(Reuters) – JetBlue Airways (O:JBLU) will continue limiting the number of seats it sells on each flight into early next year, Chief Executive Robin Hayes told Reuters on Wednesday, citing the role the policy plays in customer confidence.
The decision sets it apart from low-cost peer Southwest Airlines (N:LUV), which last week said it would stop blocking middle seats on Dec. 1, referencing recent medical research showing that the risk of contracting the coronavirus on airplanes is very low.
“Our view is that over the course of time the seat caps will go, but right now it’s a very important issue for customer perception,” Hayes said in an interview.
Hayes warned, however, that the policy is “incredibly expensive, especially in an industry that’s struggling.”
JetBlue posted on Tuesday a $393 million net loss in the third quarter as a slump in travel demand due to the pandemic hit revenues.

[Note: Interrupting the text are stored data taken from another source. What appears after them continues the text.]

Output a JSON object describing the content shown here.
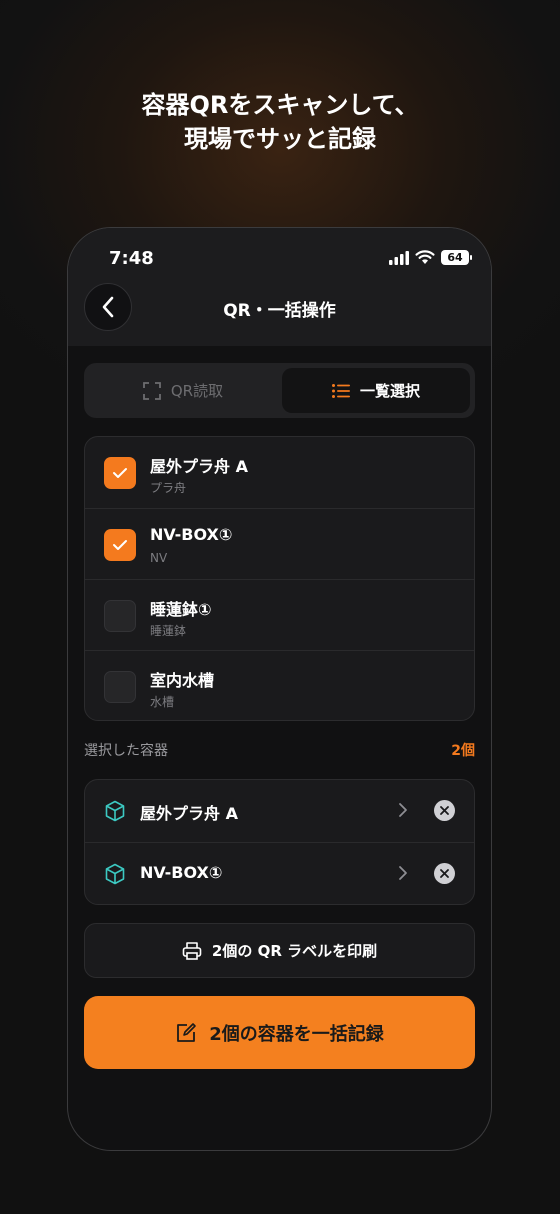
{
  "promo": {
    "headline_line1": "容器QRをスキャンして、",
    "headline_line2": "現場でサッと記録"
  },
  "status_bar": {
    "time": "7:48",
    "battery": "64",
    "icons": [
      "signal-icon",
      "wifi-icon",
      "battery-icon"
    ]
  },
  "nav": {
    "back_icon": "chevron-left-icon",
    "title": "QR・一括操作"
  },
  "segmented": {
    "tabs": [
      {
        "label": "QR読取",
        "icon": "scan-frame-icon",
        "active": false
      },
      {
        "label": "一覧選択",
        "icon": "list-icon",
        "active": true
      }
    ]
  },
  "containers": [
    {
      "name": "屋外プラ舟 A",
      "type": "プラ舟",
      "checked": true
    },
    {
      "name": "NV-BOX①",
      "type": "NV",
      "checked": true
    },
    {
      "name": "睡蓮鉢①",
      "type": "睡蓮鉢",
      "checked": false
    },
    {
      "name": "室内水槽",
      "type": "水槽",
      "checked": false
    }
  ],
  "selected": {
    "label": "選択した容器",
    "count": "2個",
    "items": [
      {
        "name": "屋外プラ舟 A",
        "icon": "cube-icon"
      },
      {
        "name": "NV-BOX①",
        "icon": "cube-icon"
      }
    ]
  },
  "actions": {
    "print_label": "2個の QR ラベルを印刷",
    "record_label": "2個の容器を一括記録"
  },
  "colors": {
    "accent": "#f47a1e",
    "cube_icon": "#3cc9c2",
    "background": "#111112"
  }
}
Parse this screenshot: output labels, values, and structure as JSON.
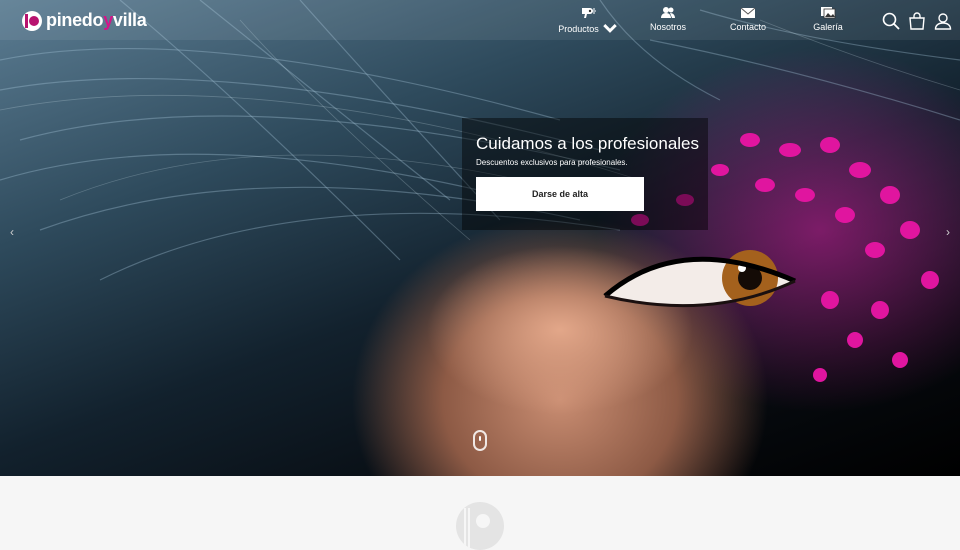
{
  "header": {
    "logo_left": "pinedo",
    "logo_mid": "y",
    "logo_right": "villa"
  },
  "nav": [
    {
      "label": "Productos",
      "icon": "dryer-icon",
      "has_dropdown": true
    },
    {
      "label": "Nosotros",
      "icon": "people-icon"
    },
    {
      "label": "Contacto",
      "icon": "envelope-icon"
    },
    {
      "label": "Galería",
      "icon": "gallery-icon"
    }
  ],
  "actions": {
    "search": "search-icon",
    "cart": "shopping-bag-icon",
    "account": "user-icon"
  },
  "slide": {
    "title": "Cuidamos a los profesionales",
    "subtitle": "Descuentos exclusivos para profesionales.",
    "cta": "Darse de alta"
  },
  "carousel": {
    "prev": "‹",
    "next": "›"
  },
  "colors": {
    "brand": "#d1168a",
    "feather": "#e0159f"
  }
}
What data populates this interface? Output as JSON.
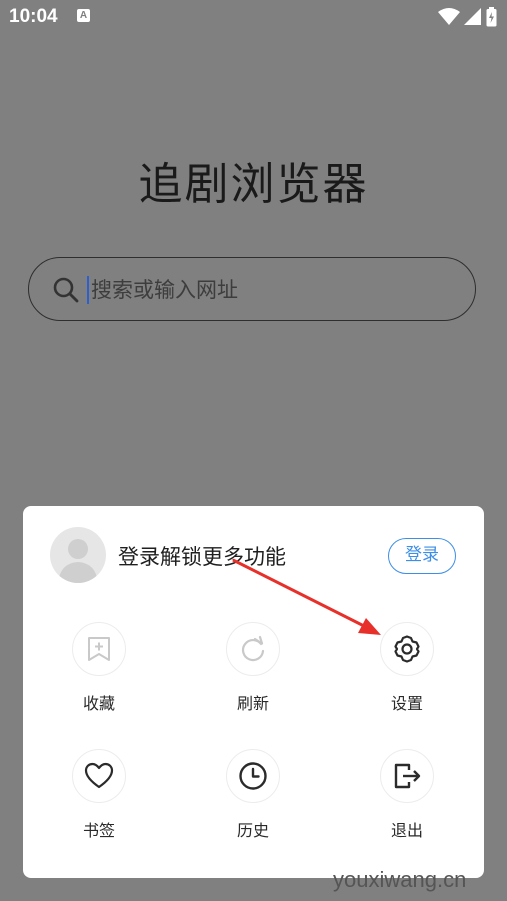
{
  "status_bar": {
    "time": "10:04",
    "notification_icon": "A"
  },
  "main": {
    "title": "追剧浏览器",
    "search": {
      "placeholder": "搜索或输入网址"
    }
  },
  "menu": {
    "login_prompt": "登录解锁更多功能",
    "login_button": "登录",
    "items": [
      {
        "label": "收藏",
        "icon": "bookmark-add-icon"
      },
      {
        "label": "刷新",
        "icon": "refresh-icon"
      },
      {
        "label": "设置",
        "icon": "gear-icon"
      },
      {
        "label": "书签",
        "icon": "heart-icon"
      },
      {
        "label": "历史",
        "icon": "clock-icon"
      },
      {
        "label": "退出",
        "icon": "exit-icon"
      }
    ]
  },
  "annotation": {
    "arrow_color": "#e8302a"
  },
  "watermark": "youxiwang.cn",
  "colors": {
    "accent": "#3d8ee6",
    "backdrop": "#808080"
  }
}
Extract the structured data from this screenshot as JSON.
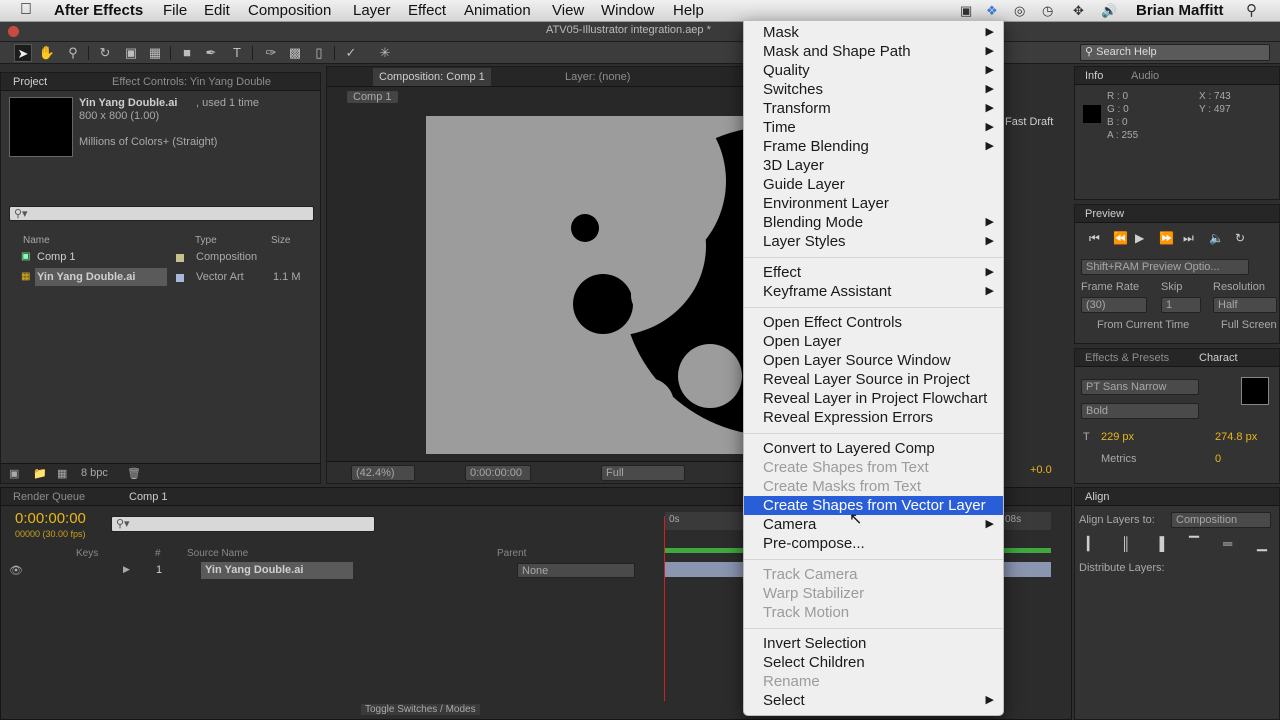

Like other airlines it is burning millions of dollars of cash every day.
Hayes said he expects JetBlue’s business to be “largely recovered” by the end of next year given the low-cost carrier’s focus on domestic leisure travel, which is expected to recover before corporate and international travel.
Business travel accounts for less than 20% of JetBlue’s flying, he said.
JetBlue, which is currently capping its seating capacity on flights at 70%, will review the policy in the first quarter of 2021, Hayes said.
Among other airlines, Delta Air Lines (N:DAL) and Alaska Airlines (N:ALK) will continue restricting seating capacity on their planes through at least Jan. 6. Hawaiian Airlines (O:HA) is also blocking seats, while American Airlines (O:AAL) and United Airlines (O:UAL) are not.